Looking at Disasters

Maryville, MO is not part of Tornado Alley, but you would never guess that with the weather we’ve been having for the past couple weeks.

Last week, we were in the basement waiting out tornado warnings two days in a row. Tonight, we’ll be in an enhanced risk area with the possibility of being in the basement one more time. Makes me wish we had a fully finished basement, preferably with a wet bar. Not that I drink, but it sounds cool.

I’ve been prepping for a class called Disaster Psychology, which I will teach this fall. The first module is all about defining disasters as opposed to smaller-scale emergencies. Disasters involve large to mass-scale injuries and often deaths. They overwhelm a locality’s emergency services, and often require state and federal response. The media responds with on-the-scene missives, often lamenting about the lack of response when the emergency response is actually robust. On the individual level, people’s lives are upended and touched with tragedy.

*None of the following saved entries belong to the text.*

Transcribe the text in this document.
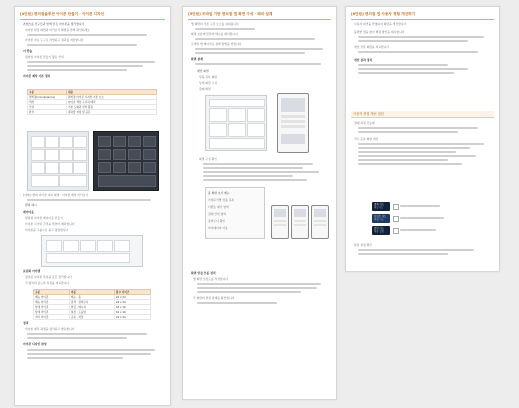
[4단원] 편의점솔루션 아이콘 만들기 · 아이콘 디자인
콘텐츠를 친구들과 함께 만든 아이콘을 정리합니다
아이콘 편집 화면과 미리보기 화면을 함께 확인하세요
아이콘 자료 도구로 작업하고 결과를 저장합니다
이 학습
편의점 아이콘 만들기 활동 안내
아이콘 제작 기본 정리
구분	내용
편의점(convenience)	편의점 아이콘 디자인 기본 요소
색상	아이콘 색상 구성과 배치
모양	기본 도형과 선의 활용
완성	결과물 저장 및 공유
[아래]: 편의 아이콘 예시 화면 · 아이콘 배치 미리보기
편의 예시
레이아웃
편의점 아이콘 레이아웃 만들기
아이콘 크기와 간격을 맞추어 배치합니다
아이콘을 그룹으로 묶고 정렬합니다
표준화 아이템
정리된 아이콘 목록을 표로 정리합니다
각 항목의 용도와 특징을 비교합니다
구분	이름	참고 사이즈
메뉴 아이콘	메뉴 · 홈	24 x 24
메뉴 아이콘	검색 · 장바구니	24 x 24
상태 아이콘	알림 · 메시지	16 x 16
상태 아이콘	설정 · 도움말	16 x 16
기타 아이콘	공유 · 저장	24 x 24
정리
아이콘 제작 과정을 정리하고 발표합니다
아이콘 디자인 완성
[5단원] 모바일 기반 편의점 앱 화면 구성 · 배치 설계
앱 화면의 기본 구성 요소를 살펴봅니다
화면 흐름에 맞추어 메뉴를 배치합니다
모바일 앱 레이아웃 설계 방법을 익힙니다
화면 설계
메인 화면
상품 목록 화면
상세 화면 구성
결제 화면
화면 구성 확인
홈 화면 보기 메뉴
카테고리별 상품 목록
이벤트 배너 영역
결제 안내 영역
장바구니 확인
마이페이지 이동
화면 연결 흐름 정리
앱 화면 흐름도를 작성합니다
각 화면의 연결 관계를 확인합니다
[6단원] 편의점 앱 사용자 경험 개선하기
사용자 의견을 반영하여 화면을 개선합니다
불편한 점을 찾아 해결 방안을 제시합니다
개선 전후 화면을 비교합니다
개선 결과 정리
사용자 경험 개선 점검
결제 과정 단순화
카드 등록 화면 개선
결제 카드
체크카드
포인트 카드
적립 카드
할인 카드
제휴 할인
알림 설정 확인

Photo by Ralph W. lambrecht on Pexels.com

Knowing this makes it a little harder to feel reassured going into that basement. Knowing the strength of emergency response makes it easier. As a CERT-trained individual, I may be part of that response. Most likely, I would be a Red Cross volunteer in sheltering (I have a certification) or a disaster case manager (I have a certification there as well, at least in another county that offered them).

Most of our tornado damage here, however, has been slight, and I hope for our sakes it stays that way.